Friday, September 7, 2018

Are you a tick magnet?

Do mosquitoes make a beeline for you and ignore your companion?

You are not crazy.  Ticks do like you. 
A recent European study showed a species of Ixodes ticks preferentially seek out certain blood types.  From the ABO Rh subgroups ticks prefer type O blood and type B blood is relatively protective. Ticks find type A blood only slightly less appealing. Ticks, mosquitoes and other blood sucking insects are primarily attracted by CO2 but there are other important factors. The insects can detect hundreds of volatile organic compounds which emit signature scents from our skin. Sweat plays a role.

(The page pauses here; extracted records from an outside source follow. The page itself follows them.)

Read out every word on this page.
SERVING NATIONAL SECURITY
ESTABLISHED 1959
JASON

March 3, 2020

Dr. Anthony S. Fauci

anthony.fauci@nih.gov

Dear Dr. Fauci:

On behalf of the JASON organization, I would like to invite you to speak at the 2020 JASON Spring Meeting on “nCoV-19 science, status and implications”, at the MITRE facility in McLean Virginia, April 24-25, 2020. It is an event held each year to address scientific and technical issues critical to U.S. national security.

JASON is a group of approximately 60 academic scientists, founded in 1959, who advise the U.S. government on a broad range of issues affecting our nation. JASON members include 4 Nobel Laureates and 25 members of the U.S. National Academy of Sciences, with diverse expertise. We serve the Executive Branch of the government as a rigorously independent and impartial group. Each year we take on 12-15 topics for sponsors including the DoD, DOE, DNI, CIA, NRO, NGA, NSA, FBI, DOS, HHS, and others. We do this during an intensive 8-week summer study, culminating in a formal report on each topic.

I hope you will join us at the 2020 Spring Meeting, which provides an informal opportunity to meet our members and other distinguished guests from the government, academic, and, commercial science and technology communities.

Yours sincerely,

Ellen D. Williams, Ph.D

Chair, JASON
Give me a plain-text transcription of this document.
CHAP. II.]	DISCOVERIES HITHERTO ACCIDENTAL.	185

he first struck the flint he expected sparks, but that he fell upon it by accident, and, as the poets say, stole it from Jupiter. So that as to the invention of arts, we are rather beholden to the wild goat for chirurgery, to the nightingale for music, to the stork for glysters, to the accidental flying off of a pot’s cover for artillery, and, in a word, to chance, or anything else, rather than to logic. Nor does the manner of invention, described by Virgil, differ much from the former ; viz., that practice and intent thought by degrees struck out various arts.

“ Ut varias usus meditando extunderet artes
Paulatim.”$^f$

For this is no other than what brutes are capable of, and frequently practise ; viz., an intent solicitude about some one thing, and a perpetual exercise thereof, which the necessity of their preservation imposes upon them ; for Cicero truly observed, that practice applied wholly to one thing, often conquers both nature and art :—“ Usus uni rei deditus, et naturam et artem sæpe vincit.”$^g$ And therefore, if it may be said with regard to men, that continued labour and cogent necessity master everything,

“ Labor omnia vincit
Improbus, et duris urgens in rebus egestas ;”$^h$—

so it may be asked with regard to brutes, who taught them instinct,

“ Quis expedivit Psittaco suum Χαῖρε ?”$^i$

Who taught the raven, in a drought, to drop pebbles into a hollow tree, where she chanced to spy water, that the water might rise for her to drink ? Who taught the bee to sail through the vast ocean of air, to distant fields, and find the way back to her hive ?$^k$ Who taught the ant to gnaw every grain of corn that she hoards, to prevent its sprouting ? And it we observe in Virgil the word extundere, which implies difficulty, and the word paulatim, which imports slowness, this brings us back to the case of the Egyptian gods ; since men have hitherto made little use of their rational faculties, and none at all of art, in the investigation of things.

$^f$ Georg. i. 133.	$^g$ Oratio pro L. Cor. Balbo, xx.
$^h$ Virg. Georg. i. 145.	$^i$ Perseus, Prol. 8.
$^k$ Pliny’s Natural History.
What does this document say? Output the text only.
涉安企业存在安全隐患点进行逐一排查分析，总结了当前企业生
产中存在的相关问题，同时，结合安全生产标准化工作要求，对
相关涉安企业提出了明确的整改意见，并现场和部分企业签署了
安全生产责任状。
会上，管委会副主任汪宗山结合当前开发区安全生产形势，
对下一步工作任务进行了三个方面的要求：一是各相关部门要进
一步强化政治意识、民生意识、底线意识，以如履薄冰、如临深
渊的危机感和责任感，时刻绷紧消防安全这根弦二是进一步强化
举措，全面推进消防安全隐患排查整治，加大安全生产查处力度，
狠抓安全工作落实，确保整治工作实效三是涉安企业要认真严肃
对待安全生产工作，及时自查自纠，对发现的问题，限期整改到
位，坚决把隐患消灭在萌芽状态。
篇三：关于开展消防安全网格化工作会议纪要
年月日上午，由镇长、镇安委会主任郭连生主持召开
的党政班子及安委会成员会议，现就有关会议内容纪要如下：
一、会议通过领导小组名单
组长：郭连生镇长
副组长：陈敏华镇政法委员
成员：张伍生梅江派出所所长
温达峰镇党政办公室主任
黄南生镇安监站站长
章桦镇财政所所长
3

Skin flora play a role. Other genetic factors may be in play. 
I am lucky and have type B blood – 9% of the US population.  You are probably not so lucky. 
It is true:  some of us smell sweeter to ticks and mosquitoes than others of us. 
Certain chemicals make us less attractive.  DEET and Picardin are well known insect repellents and are moderately effective. Other natural substances may be effective, such as: lemongrass, citronella, cedar, peppermint, lavender and geranium. 
I have no specific recommendation here.  There is a lot of discussion on the internet.  A patient recently told me he combines several of these substances and has good results. 
The most important preventative is permethrin. Permethrin is applied to clothes and allowed to dry overnight.  Clothes pretreated with permethrin are commercially available.  Permethrin persists in/on fabric for a month or more – even if clothes are washed. 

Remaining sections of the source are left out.